Libertà di espressione e collaborazione, dall'Open Source al Social Networking. Pensieri e informazione da Daniele Dellafiore.

rant.ildella.net

Saltiamo i preliminari: non tutto ruota attorno al web ma il web e’ centrale, uno dei pochi settori che tiene oggi e punto cardine di un nuovo modo di fruire di servizi, condividere notizie e conoscenza, contatti. Tutto.  Su questo c’e’ poco da discutere e non inizio nemmeno a farlo.

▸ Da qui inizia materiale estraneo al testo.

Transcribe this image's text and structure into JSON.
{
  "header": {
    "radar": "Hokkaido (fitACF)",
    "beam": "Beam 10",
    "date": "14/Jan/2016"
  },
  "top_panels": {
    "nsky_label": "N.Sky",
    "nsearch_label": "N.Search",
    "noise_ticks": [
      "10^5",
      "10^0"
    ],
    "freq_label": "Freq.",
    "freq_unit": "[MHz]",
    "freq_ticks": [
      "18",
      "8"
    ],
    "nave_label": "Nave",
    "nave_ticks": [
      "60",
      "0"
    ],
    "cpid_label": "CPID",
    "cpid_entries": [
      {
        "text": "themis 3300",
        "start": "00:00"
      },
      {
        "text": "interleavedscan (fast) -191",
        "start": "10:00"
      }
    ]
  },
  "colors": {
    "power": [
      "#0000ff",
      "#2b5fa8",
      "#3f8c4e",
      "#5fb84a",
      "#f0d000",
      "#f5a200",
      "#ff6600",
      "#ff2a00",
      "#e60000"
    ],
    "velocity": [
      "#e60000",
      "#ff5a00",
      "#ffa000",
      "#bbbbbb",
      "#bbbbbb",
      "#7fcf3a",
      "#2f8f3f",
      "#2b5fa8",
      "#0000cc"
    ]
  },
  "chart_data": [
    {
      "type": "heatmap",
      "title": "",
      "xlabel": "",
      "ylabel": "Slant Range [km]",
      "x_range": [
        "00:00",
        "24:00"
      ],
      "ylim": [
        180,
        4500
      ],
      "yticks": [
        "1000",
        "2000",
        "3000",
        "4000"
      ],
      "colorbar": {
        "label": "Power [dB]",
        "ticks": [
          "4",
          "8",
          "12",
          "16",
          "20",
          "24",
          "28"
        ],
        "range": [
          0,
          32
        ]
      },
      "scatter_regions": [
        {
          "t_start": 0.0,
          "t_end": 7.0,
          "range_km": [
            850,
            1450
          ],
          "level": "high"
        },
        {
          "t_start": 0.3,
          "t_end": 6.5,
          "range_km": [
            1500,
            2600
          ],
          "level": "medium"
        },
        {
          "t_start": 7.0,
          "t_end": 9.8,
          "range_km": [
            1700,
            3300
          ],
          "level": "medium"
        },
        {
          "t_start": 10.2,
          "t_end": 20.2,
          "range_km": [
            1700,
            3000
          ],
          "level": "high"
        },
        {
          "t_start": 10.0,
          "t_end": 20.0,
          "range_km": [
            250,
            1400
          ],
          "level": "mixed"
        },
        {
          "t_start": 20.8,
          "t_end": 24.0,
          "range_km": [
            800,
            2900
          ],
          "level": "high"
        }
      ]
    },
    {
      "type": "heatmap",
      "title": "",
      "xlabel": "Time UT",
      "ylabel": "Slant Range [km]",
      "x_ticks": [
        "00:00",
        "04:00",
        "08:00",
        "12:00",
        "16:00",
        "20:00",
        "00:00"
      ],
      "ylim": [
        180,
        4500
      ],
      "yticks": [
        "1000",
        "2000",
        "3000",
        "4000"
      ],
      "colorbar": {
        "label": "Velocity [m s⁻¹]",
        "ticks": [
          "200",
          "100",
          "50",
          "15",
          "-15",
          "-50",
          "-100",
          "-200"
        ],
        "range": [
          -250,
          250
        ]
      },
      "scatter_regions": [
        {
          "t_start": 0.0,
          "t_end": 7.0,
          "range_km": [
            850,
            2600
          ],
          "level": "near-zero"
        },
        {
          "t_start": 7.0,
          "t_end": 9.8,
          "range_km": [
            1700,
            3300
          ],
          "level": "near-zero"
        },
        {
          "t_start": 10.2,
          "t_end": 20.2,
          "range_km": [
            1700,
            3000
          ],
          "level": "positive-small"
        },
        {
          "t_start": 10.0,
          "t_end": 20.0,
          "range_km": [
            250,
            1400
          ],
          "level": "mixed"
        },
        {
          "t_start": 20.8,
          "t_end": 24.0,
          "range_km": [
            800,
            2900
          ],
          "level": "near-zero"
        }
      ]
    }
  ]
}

Il punto in questione e’ che tanti, troppi si rifiutano di capire, di accettare e la cosa e’ per loro un danno. Il fatto che sia un danno per qualcun altro potrebbe lasciarmi del tutto indifferente, capiamoci. Quale e’ quindi la questione?

La questione e’ che diventa un danno anche per me che vivo in Italia e, per lo meno adesso, ho intenzione di passarci ancora del tempo qui. E’ un danno perche’ mi rendo drammaticamente conto di quanti trentenni attorno a me siano gia’ terribilmente incapaci di stare al passo con i tempi, magari gli stessi che in prima fila accusavano la vecchiaia della generazione precedente.La cosa di riflesso finisce per arrivare pure addosso a me. Sinceramente, non mi va nemmeno un po’.

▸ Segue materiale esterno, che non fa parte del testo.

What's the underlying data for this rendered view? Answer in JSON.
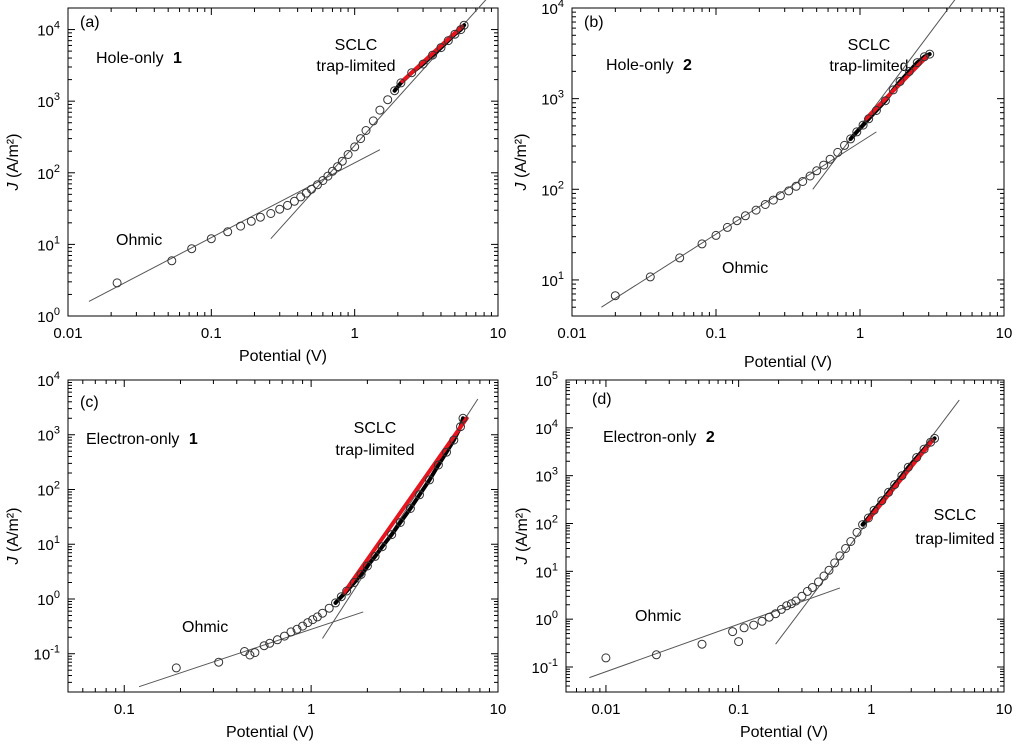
{
  "chart_data": [
    {
      "panel": "(a)",
      "type": "scatter",
      "xlabel_var": "",
      "xlabel": "Potential (V)",
      "ylabel_var": "J",
      "ylabel": " (A/m²)",
      "xscale": "log",
      "yscale": "log",
      "xlim": [
        0.01,
        10
      ],
      "ylim": [
        1,
        20000
      ],
      "xticks": [
        {
          "v": 0.01,
          "t": "0.01"
        },
        {
          "v": 0.1,
          "t": "0.1"
        },
        {
          "v": 1,
          "t": "1"
        },
        {
          "v": 10,
          "t": "10"
        }
      ],
      "yticks": [
        {
          "v": 1,
          "b": "10",
          "e": "0"
        },
        {
          "v": 10,
          "b": "10",
          "e": "1"
        },
        {
          "v": 100,
          "b": "10",
          "e": "2"
        },
        {
          "v": 1000,
          "b": "10",
          "e": "3"
        },
        {
          "v": 10000,
          "b": "10",
          "e": "4"
        }
      ],
      "sample_prefix": "Hole-only ",
      "sample_id": "1",
      "region_label_1": "SCLC",
      "region_label_2": "trap-limited",
      "ohmic_label": "Ohmic",
      "points": [
        [
          0.022,
          2.9
        ],
        [
          0.053,
          5.9
        ],
        [
          0.073,
          8.7
        ],
        [
          0.1,
          12
        ],
        [
          0.13,
          15
        ],
        [
          0.16,
          18
        ],
        [
          0.19,
          21
        ],
        [
          0.22,
          24
        ],
        [
          0.26,
          27
        ],
        [
          0.3,
          31
        ],
        [
          0.34,
          35
        ],
        [
          0.38,
          40
        ],
        [
          0.42,
          46
        ],
        [
          0.46,
          52
        ],
        [
          0.5,
          59
        ],
        [
          0.55,
          68
        ],
        [
          0.6,
          78
        ],
        [
          0.65,
          90
        ],
        [
          0.7,
          105
        ],
        [
          0.76,
          122
        ],
        [
          0.82,
          145
        ],
        [
          0.9,
          180
        ],
        [
          1.0,
          230
        ],
        [
          1.1,
          300
        ],
        [
          1.2,
          390
        ],
        [
          1.35,
          530
        ],
        [
          1.5,
          750
        ],
        [
          1.7,
          1050
        ],
        [
          1.9,
          1400
        ],
        [
          2.1,
          1800
        ],
        [
          2.5,
          2500
        ],
        [
          3.0,
          3300
        ],
        [
          3.5,
          4400
        ],
        [
          4.0,
          5600
        ],
        [
          4.5,
          7000
        ],
        [
          5.0,
          8600
        ],
        [
          5.5,
          10000
        ],
        [
          5.8,
          11500
        ]
      ],
      "ohmic_fit": [
        [
          0.014,
          1.6
        ],
        [
          1.5,
          210
        ]
      ],
      "sclc_fit": [
        [
          0.26,
          12
        ],
        [
          8.5,
          28000
        ]
      ],
      "red_fit": [
        [
          2.15,
          1900
        ],
        [
          5.6,
          11000
        ]
      ],
      "colors": {
        "markers": "#333333",
        "fit_lines": "#555555",
        "dense_fit": "#000000",
        "red_fit": "#e8141d"
      }
    },
    {
      "panel": "(b)",
      "type": "scatter",
      "xlabel_var": "",
      "xlabel": "Potential (V)",
      "ylabel_var": "J",
      "ylabel": " (A/m²)",
      "xscale": "log",
      "yscale": "log",
      "xlim": [
        0.01,
        10
      ],
      "ylim": [
        4,
        10000
      ],
      "xticks": [
        {
          "v": 0.01,
          "t": "0.01"
        },
        {
          "v": 0.1,
          "t": "0.1"
        },
        {
          "v": 1,
          "t": "1"
        },
        {
          "v": 10,
          "t": "10"
        }
      ],
      "yticks": [
        {
          "v": 10,
          "b": "10",
          "e": "1"
        },
        {
          "v": 100,
          "b": "10",
          "e": "2"
        },
        {
          "v": 1000,
          "b": "10",
          "e": "3"
        },
        {
          "v": 10000,
          "b": "10",
          "e": "4"
        }
      ],
      "sample_prefix": "Hole-only ",
      "sample_id": "2",
      "region_label_1": "SCLC",
      "region_label_2": "trap-limited",
      "ohmic_label": "Ohmic",
      "points": [
        [
          0.02,
          6.7
        ],
        [
          0.035,
          10.8
        ],
        [
          0.056,
          17.5
        ],
        [
          0.08,
          25
        ],
        [
          0.1,
          31
        ],
        [
          0.12,
          38
        ],
        [
          0.14,
          45
        ],
        [
          0.16,
          51
        ],
        [
          0.19,
          59
        ],
        [
          0.22,
          68
        ],
        [
          0.25,
          76
        ],
        [
          0.28,
          85
        ],
        [
          0.32,
          96
        ],
        [
          0.36,
          108
        ],
        [
          0.4,
          122
        ],
        [
          0.45,
          140
        ],
        [
          0.5,
          160
        ],
        [
          0.56,
          185
        ],
        [
          0.62,
          215
        ],
        [
          0.7,
          255
        ],
        [
          0.78,
          305
        ],
        [
          0.86,
          360
        ],
        [
          0.95,
          430
        ],
        [
          1.05,
          510
        ],
        [
          1.15,
          600
        ],
        [
          1.3,
          740
        ],
        [
          1.5,
          950
        ],
        [
          1.7,
          1250
        ],
        [
          1.9,
          1550
        ],
        [
          2.2,
          2000
        ],
        [
          2.5,
          2500
        ],
        [
          2.8,
          2900
        ],
        [
          3.05,
          3100
        ]
      ],
      "ohmic_fit": [
        [
          0.016,
          5
        ],
        [
          1.3,
          430
        ]
      ],
      "sclc_fit": [
        [
          0.47,
          100
        ],
        [
          5.0,
          15000
        ]
      ],
      "red_fit": [
        [
          1.1,
          600
        ],
        [
          2.9,
          2900
        ]
      ],
      "colors": {
        "markers": "#333333",
        "fit_lines": "#555555",
        "dense_fit": "#000000",
        "red_fit": "#e8141d"
      }
    },
    {
      "panel": "(c)",
      "type": "scatter",
      "xlabel_var": "",
      "xlabel": "Potential (V)",
      "ylabel_var": "J",
      "ylabel": " (A/m²)",
      "xscale": "log",
      "yscale": "log",
      "xlim": [
        0.05,
        10
      ],
      "ylim": [
        0.02,
        10000
      ],
      "xticks": [
        {
          "v": 0.1,
          "t": "0.1"
        },
        {
          "v": 1,
          "t": "1"
        },
        {
          "v": 10,
          "t": "10"
        }
      ],
      "yticks": [
        {
          "v": 0.1,
          "b": "10",
          "e": "-1"
        },
        {
          "v": 1,
          "b": "10",
          "e": "0"
        },
        {
          "v": 10,
          "b": "10",
          "e": "1"
        },
        {
          "v": 100,
          "b": "10",
          "e": "2"
        },
        {
          "v": 1000,
          "b": "10",
          "e": "3"
        },
        {
          "v": 10000,
          "b": "10",
          "e": "4"
        }
      ],
      "sample_prefix": "Electron-only ",
      "sample_id": "1",
      "region_label_1": "SCLC",
      "region_label_2": "trap-limited",
      "ohmic_label": "Ohmic",
      "points": [
        [
          0.19,
          0.055
        ],
        [
          0.32,
          0.07
        ],
        [
          0.44,
          0.11
        ],
        [
          0.47,
          0.095
        ],
        [
          0.5,
          0.105
        ],
        [
          0.56,
          0.14
        ],
        [
          0.6,
          0.155
        ],
        [
          0.66,
          0.18
        ],
        [
          0.72,
          0.21
        ],
        [
          0.78,
          0.25
        ],
        [
          0.84,
          0.28
        ],
        [
          0.9,
          0.32
        ],
        [
          0.96,
          0.37
        ],
        [
          1.02,
          0.42
        ],
        [
          1.08,
          0.47
        ],
        [
          1.15,
          0.55
        ],
        [
          1.25,
          0.68
        ],
        [
          1.35,
          0.85
        ],
        [
          1.45,
          1.1
        ],
        [
          1.55,
          1.4
        ],
        [
          1.7,
          2.0
        ],
        [
          1.85,
          2.8
        ],
        [
          2.0,
          4.0
        ],
        [
          2.2,
          6.0
        ],
        [
          2.4,
          9.0
        ],
        [
          2.7,
          15
        ],
        [
          3.0,
          25
        ],
        [
          3.4,
          45
        ],
        [
          3.8,
          80
        ],
        [
          4.3,
          150
        ],
        [
          4.8,
          280
        ],
        [
          5.3,
          480
        ],
        [
          5.8,
          800
        ],
        [
          6.3,
          1400
        ],
        [
          6.5,
          2000
        ]
      ],
      "ohmic_fit": [
        [
          0.12,
          0.025
        ],
        [
          1.9,
          0.58
        ]
      ],
      "sclc_fit": [
        [
          1.15,
          0.19
        ],
        [
          7.8,
          4500
        ]
      ],
      "red_fit": [
        [
          1.5,
          1.3
        ],
        [
          6.8,
          2000
        ]
      ],
      "colors": {
        "markers": "#333333",
        "fit_lines": "#555555",
        "dense_fit": "#000000",
        "red_fit": "#e8141d"
      }
    },
    {
      "panel": "(d)",
      "type": "scatter",
      "xlabel_var": "",
      "xlabel": "Potential (V)",
      "ylabel_var": "J",
      "ylabel": " (A/m²)",
      "xscale": "log",
      "yscale": "log",
      "xlim": [
        0.005,
        10
      ],
      "ylim": [
        0.03,
        100000
      ],
      "xticks": [
        {
          "v": 0.01,
          "t": "0.01"
        },
        {
          "v": 0.1,
          "t": "0.1"
        },
        {
          "v": 1,
          "t": "1"
        },
        {
          "v": 10,
          "t": "10"
        }
      ],
      "yticks": [
        {
          "v": 0.1,
          "b": "10",
          "e": "-1"
        },
        {
          "v": 1,
          "b": "10",
          "e": "0"
        },
        {
          "v": 10,
          "b": "10",
          "e": "1"
        },
        {
          "v": 100,
          "b": "10",
          "e": "2"
        },
        {
          "v": 1000,
          "b": "10",
          "e": "3"
        },
        {
          "v": 10000,
          "b": "10",
          "e": "4"
        },
        {
          "v": 100000,
          "b": "10",
          "e": "5"
        }
      ],
      "sample_prefix": "Electron-only ",
      "sample_id": "2",
      "region_label_1": "SCLC",
      "region_label_2": "trap-limited",
      "ohmic_label": "Ohmic",
      "points": [
        [
          0.01,
          0.155
        ],
        [
          0.024,
          0.18
        ],
        [
          0.053,
          0.3
        ],
        [
          0.09,
          0.55
        ],
        [
          0.1,
          0.34
        ],
        [
          0.11,
          0.66
        ],
        [
          0.13,
          0.75
        ],
        [
          0.15,
          0.9
        ],
        [
          0.17,
          1.1
        ],
        [
          0.19,
          1.3
        ],
        [
          0.21,
          1.6
        ],
        [
          0.23,
          1.9
        ],
        [
          0.25,
          2.1
        ],
        [
          0.27,
          2.4
        ],
        [
          0.3,
          3.0
        ],
        [
          0.33,
          3.8
        ],
        [
          0.36,
          4.6
        ],
        [
          0.4,
          6.0
        ],
        [
          0.44,
          8.0
        ],
        [
          0.48,
          10.5
        ],
        [
          0.53,
          15
        ],
        [
          0.58,
          21
        ],
        [
          0.64,
          30
        ],
        [
          0.7,
          42
        ],
        [
          0.78,
          65
        ],
        [
          0.86,
          95
        ],
        [
          0.95,
          130
        ],
        [
          1.05,
          190
        ],
        [
          1.2,
          300
        ],
        [
          1.35,
          450
        ],
        [
          1.5,
          650
        ],
        [
          1.7,
          1000
        ],
        [
          1.9,
          1500
        ],
        [
          2.2,
          2400
        ],
        [
          2.5,
          3600
        ],
        [
          2.8,
          5000
        ],
        [
          3.0,
          6000
        ]
      ],
      "ohmic_fit": [
        [
          0.0075,
          0.06
        ],
        [
          0.58,
          4.5
        ]
      ],
      "sclc_fit": [
        [
          0.19,
          0.3
        ],
        [
          4.6,
          38000
        ]
      ],
      "red_fit": [
        [
          0.95,
          120
        ],
        [
          2.9,
          5500
        ]
      ],
      "colors": {
        "markers": "#333333",
        "fit_lines": "#555555",
        "dense_fit": "#000000",
        "red_fit": "#e8141d"
      }
    }
  ]
}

I nostri genitori non hanno mai avuto un computer a 20 anni e hanno, chi piu’ chi meno, imparato a usarlo. Qui tutti ne avevamo uno tra le mani e per tantissimi e’ successa una cosa: si e’ imparato a fare quelle quattro cose negli anni 90 e si continua a fare le stesse quattro cose ancora oggi  e, temo, cosi’ sara’ in futuro. Se siamo un paese in cui i tuoi venti anni sono ancora un’eta’ sbarazzina e giovane, non possiamo essere anche un paese dove a 31 sei gia’ incapace di innovare, o per lo meno seguire l’innovazione. Con che coraggio poi ci si sta a lamentare, al solito, di chi governa, di chi dirige?

La colpa dell’arretratezza e’ al primo posto nella testa di tutti quelli che hanno appeso le scarpe al chiodo a trent’anni. Non mi si venga a raccontare dello svantaggio, della crisi, del lavoro, bla bla bla. Stronzate. Io vedo con i miei occhio ogni giorno di piu’ quanto e’ frenata la testa, la fantasia, la voglia di nuovo di chi mi circonda salvo davvero poche eccezioni. Vedo, anzi, facilmente chi e’ contro o chi quasi e’ tronfio del proprio non capire un cazzo di quello che significa oggi il web e l’ecosistema economico e sociale che si plasma attorno al web.

Questo sfogo e’ un invito rivolto per lo meno ai miei amici, a chi conosco, a rimboccarsi le maniche e iniziare a guardare fuori, a non rifiutare le novita’, capirle, accettarle, interessarsi, ascoltare, leggere, parlare. Senza questa svolta non si va da nessuna parte se non al fallimento, in una delle sue diverse manifestazioni.

Io faro’ il mio, scrivero’ e daro’ indicazioni. Saro’ contento di aiutare, di informare, chiedete pure.